I blinked quickly, trying to clear my eyes as they began to burn. “I would never give up on you.”

“But you did,” Linnea said.

But I did.

“I’m sorry,” I whispered. “I’m so sorry.”

She shook her head frantically. “No. No, no. I should’ve come to see you. Both of you. I just thought if I did, it would be like when Lukas went, and he came back thinking everything here was—pathetic, or something. I just didn’t want to realize my life was pathetic.”

“If anyone ever makes you feel pathetic,” Kitty said, “I’ll rip their fucking throat out.”

“I do want to go, though,” Linnea said. “Visit you both.”
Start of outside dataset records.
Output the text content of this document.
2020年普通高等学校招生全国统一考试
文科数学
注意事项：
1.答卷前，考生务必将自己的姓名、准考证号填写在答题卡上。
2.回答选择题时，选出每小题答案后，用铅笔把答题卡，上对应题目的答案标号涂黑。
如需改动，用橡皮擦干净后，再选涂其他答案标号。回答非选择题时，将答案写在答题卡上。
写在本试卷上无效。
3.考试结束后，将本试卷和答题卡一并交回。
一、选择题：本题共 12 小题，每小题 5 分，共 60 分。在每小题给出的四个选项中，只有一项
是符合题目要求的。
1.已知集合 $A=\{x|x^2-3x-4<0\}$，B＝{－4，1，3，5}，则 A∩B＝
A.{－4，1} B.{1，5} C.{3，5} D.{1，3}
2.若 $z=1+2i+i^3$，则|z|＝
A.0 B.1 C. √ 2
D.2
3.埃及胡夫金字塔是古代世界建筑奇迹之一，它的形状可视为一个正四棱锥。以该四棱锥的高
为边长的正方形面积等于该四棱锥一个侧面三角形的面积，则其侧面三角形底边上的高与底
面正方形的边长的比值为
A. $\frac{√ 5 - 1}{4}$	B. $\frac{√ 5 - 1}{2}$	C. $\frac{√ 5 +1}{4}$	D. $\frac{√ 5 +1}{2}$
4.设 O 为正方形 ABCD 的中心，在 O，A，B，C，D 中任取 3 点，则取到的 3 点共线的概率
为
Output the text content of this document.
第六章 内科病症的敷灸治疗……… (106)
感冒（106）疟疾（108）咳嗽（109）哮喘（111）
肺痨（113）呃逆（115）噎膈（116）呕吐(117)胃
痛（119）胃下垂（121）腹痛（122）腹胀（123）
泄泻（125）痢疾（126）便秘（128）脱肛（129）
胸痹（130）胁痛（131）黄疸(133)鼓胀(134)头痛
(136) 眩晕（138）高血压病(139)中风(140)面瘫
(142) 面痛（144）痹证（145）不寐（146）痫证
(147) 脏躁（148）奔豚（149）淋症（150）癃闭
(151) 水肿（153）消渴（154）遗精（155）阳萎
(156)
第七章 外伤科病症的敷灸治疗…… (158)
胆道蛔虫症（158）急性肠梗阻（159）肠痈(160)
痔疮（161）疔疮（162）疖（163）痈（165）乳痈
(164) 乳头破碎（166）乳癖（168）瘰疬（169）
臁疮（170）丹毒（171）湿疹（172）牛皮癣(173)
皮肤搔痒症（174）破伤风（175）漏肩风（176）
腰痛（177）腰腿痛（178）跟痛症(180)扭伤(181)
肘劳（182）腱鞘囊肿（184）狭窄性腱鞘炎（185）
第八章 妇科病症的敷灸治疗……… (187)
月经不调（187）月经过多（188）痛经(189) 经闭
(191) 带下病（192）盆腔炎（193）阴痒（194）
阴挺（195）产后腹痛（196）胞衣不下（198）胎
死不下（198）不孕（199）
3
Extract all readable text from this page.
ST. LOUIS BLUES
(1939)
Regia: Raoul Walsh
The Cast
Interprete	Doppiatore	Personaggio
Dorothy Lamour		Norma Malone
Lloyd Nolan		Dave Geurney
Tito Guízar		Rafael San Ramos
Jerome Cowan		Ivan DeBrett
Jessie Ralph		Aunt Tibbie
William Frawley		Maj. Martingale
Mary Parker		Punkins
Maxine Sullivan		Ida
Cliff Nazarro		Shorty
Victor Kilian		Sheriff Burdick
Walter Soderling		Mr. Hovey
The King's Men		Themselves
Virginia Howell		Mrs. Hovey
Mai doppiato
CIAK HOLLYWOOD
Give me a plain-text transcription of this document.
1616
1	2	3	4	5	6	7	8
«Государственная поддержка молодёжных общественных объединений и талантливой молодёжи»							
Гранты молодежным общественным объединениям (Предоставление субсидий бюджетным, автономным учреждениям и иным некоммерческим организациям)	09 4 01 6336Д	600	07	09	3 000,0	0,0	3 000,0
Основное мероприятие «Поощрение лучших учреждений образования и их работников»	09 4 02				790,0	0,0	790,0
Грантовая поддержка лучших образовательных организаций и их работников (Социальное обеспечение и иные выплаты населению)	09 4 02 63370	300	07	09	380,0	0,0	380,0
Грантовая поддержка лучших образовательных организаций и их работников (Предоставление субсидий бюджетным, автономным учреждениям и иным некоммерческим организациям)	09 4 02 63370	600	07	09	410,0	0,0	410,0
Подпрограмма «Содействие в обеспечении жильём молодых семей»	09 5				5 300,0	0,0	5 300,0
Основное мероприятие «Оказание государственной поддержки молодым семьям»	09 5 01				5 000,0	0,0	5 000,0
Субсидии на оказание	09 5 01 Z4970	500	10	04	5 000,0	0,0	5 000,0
We were all quiet for a moment, then Linnea took a sharp breath. “I’m sorry I made you both come back,” she said, and then she was crying again.

* * *

I waited until Linnea and Kitty were asleep, sometime just after seven, when the sun was still hours off rising. Not long until the shortest day of the year, then Christmas, then another January to start over again.

I went to the hearth room and made a fire, slowly and deliberately, concentrating on every bit of kindling. When I opened my laptop, there was a moment before the screen lit up where I saw my reflection in the blackness: puffy, pale, hollow. I watched my fingers as I typed. The glow of the screen hurt too much. In the end, I only proofread it once, quickly, before I pressed Send.

It was a polite letter thanking Carla and the company for giving me a job three and a half years before. I said I was grateful; I meant it. I also said that due to unforeseen circumstances, I would be resigning so that I could spend more time with my family.